As many as 80% of companies have or will implement conversational customer engagement technologies to improve customer experience, and more than half will do so using a communications platform-as-a-service (CPaaS) offering to deliver the efficient, hyper-personalised contextual experiences their customers want most, according to a study from IDC and Sinch.
The study, Leveraging conversations to drive innovation and differentiation in the enterprise, authored by the research firm and the customer engagement technology provider, is a global survey of customer experience decision-makers at 350 enterprises. It was conducted to provide insights on the status of conversational customer engagement – defined as the ability to communicate interactively with customers from one digital channel to another while retaining context – and to assess its impact on business outcomes.
The study notes that as enterprises emerge from dealing with the impact of Covid-19, re-architecting their IT infrastructure to leverage digital platforms will be a major priority, with customer experience a top driver of these investments. It added that multichannel communications have empowered companies to connect with their customers on the channel of their choice, such as SMS, voice, email, Facebook Messenger, WhatsApp or Instagram. Conversational customer engagement allows them to keep the conversation going between channels without losing context.
Significantly, all respondents in this study currently used digital customer engagement across multiple channels, and 79% of respondents have initiated or plan to implement conversational customer engagement. The majority (52%) said they will deploy CPaaS platforms to do so.
Drilling down deeper into the specific contribution of CPaaS, IDC said it could serve as a springboard for customer engagement innovation, and when integrated with existing CRM and contact centre technologies, it could enhance their capabilities and extend their useful life.
While IDC observed that enterprises currently use their CRM and call centre platforms mainly for conversational engagement, with CPaaS as a third option, it added that CPaaS has become an important platform for enterprise developers, citing research calculating that half of such workers had engaged directly with a CPaaS provider.
IDC fundamentally regards the cloud-native CPaaS as aptly suited to drive the digital engagement strategies of enterprises, orchestrating sophisticated workflows from CRM platforms to call centres, which support intelligent case routing and personalised interactions. It added that it sees CPaaS as providing businesses with an interconnected global network of operators, as well as real-time access and scale for communications across multiple channels (voice, messaging, video and email), making it easy to deliver efficient, hyper-personalised contextual customer experiences.
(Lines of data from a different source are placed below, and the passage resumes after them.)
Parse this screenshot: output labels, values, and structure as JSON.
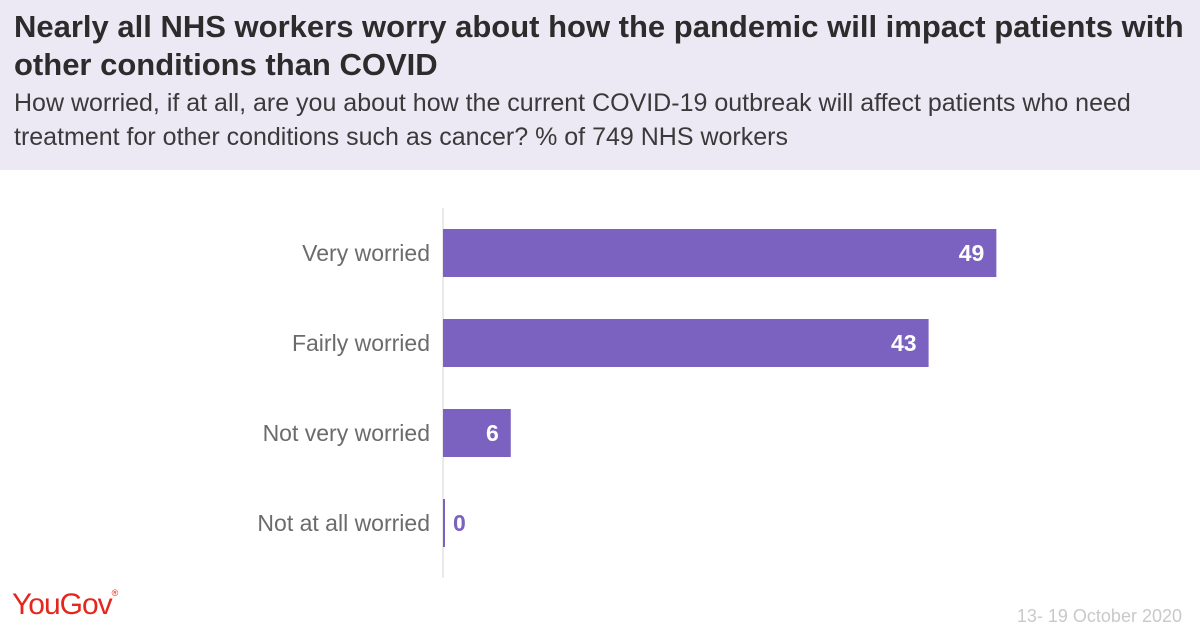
{
  "header": {
    "title": "Nearly all NHS workers worry about how the pandemic will impact patients with other conditions than COVID",
    "subtitle": "How worried, if at all, are you about how the current COVID-19 outbreak will affect patients who need treatment for other conditions such as cancer? % of 749 NHS workers"
  },
  "chart_data": {
    "type": "bar",
    "orientation": "horizontal",
    "title": "Nearly all NHS workers worry about how the pandemic will impact patients with other conditions than COVID",
    "subtitle": "How worried, if at all, are you about how the current COVID-19 outbreak will affect patients who need treatment for other conditions such as cancer? % of 749 NHS workers",
    "categories": [
      "Very worried",
      "Fairly worried",
      "Not very worried",
      "Not at all worried"
    ],
    "values": [
      49,
      43,
      6,
      0
    ],
    "unit": "%",
    "xlim": [
      0,
      58
    ],
    "bar_color": "#7b61c0",
    "grid": false,
    "legend": "none"
  },
  "footer": {
    "brand": "YouGov",
    "brand_mark": "®",
    "date": "13- 19 October 2020"
  },
  "colors": {
    "header_bg": "#ece9f5",
    "bar": "#7b61c0",
    "brand": "#e5261c"
  }
}
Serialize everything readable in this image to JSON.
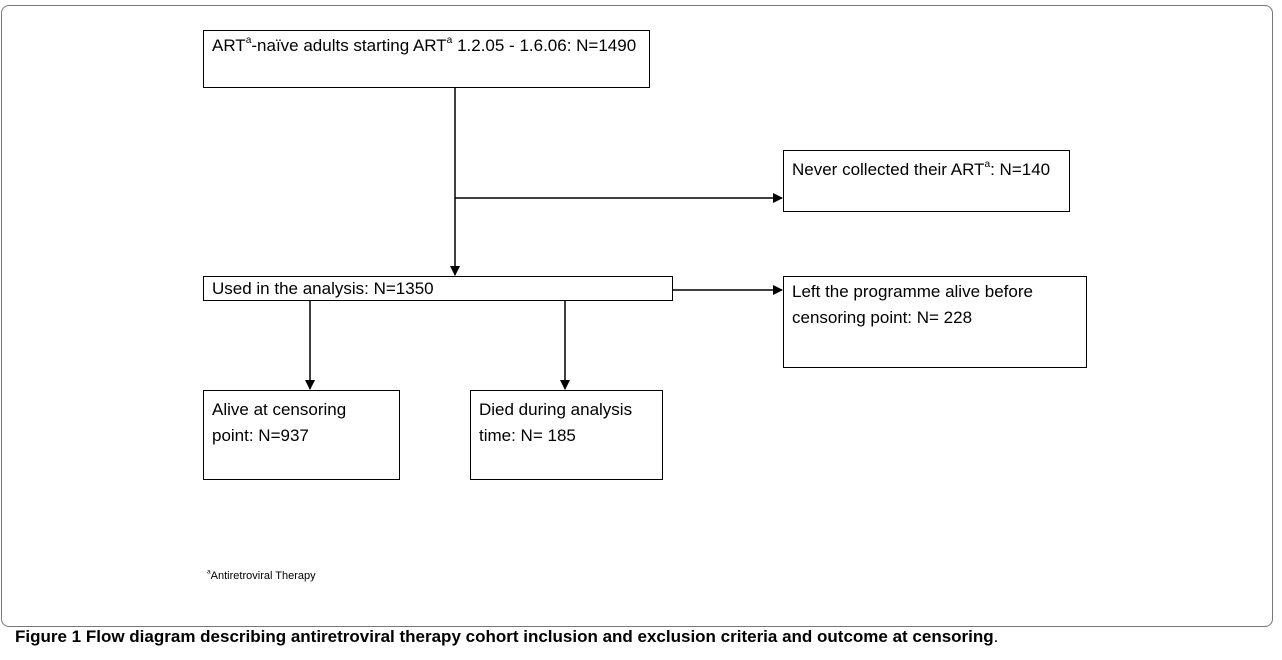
{
  "nodes": [
    {
      "runs": [
        {
          "text": "ART"
        },
        {
          "sup": "a"
        },
        {
          "text": "-naïve adults starting ART"
        },
        {
          "sup": "a"
        },
        {
          "text": " 1.2.05 - 1.6.06: N=1490"
        }
      ]
    },
    {
      "runs": [
        {
          "text": "Never collected their ART"
        },
        {
          "sup": "a"
        },
        {
          "text": ": N=140"
        }
      ]
    },
    {
      "runs": [
        {
          "text": "Used in the analysis: N=1350"
        }
      ]
    },
    {
      "runs": [
        {
          "text": "Left the programme alive before censoring point: N= 228"
        }
      ]
    },
    {
      "runs": [
        {
          "text": "Alive at censoring point: N=937"
        }
      ]
    },
    {
      "runs": [
        {
          "text": "Died during analysis time: N= 185"
        }
      ]
    }
  ],
  "footnote": {
    "runs": [
      {
        "sup": "a"
      },
      {
        "text": "Antiretroviral Therapy"
      }
    ]
  },
  "caption": {
    "label": "Figure 1",
    "text": "Flow diagram describing antiretroviral therapy cohort inclusion and exclusion criteria and outcome at censoring",
    "end": "."
  }
}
The survey also found that while most companies employed multiple channels and a majority are using conversation systems, only 22% of companies use more than three channels for conversational engagement.
Looking at use cases for customer engagement technology, the study found customer service activities – such as customer care and support and customer satisfaction surveys – were the most commonplace, followed by operations activities and transactions tied to financial payments.
In conclusion, IDC cautioned that there were challenges in implementing conversational customer engagement. It said companies needed to find the right partner with the relevant technology platform and expertise to establish a road map that “truly optimised” the customer journey, and that they also needed to understand the ROI and vision to engage a broad range of personas across the customer lifecycle, from customer acquisition to customer care, to benefit from the totality of the process.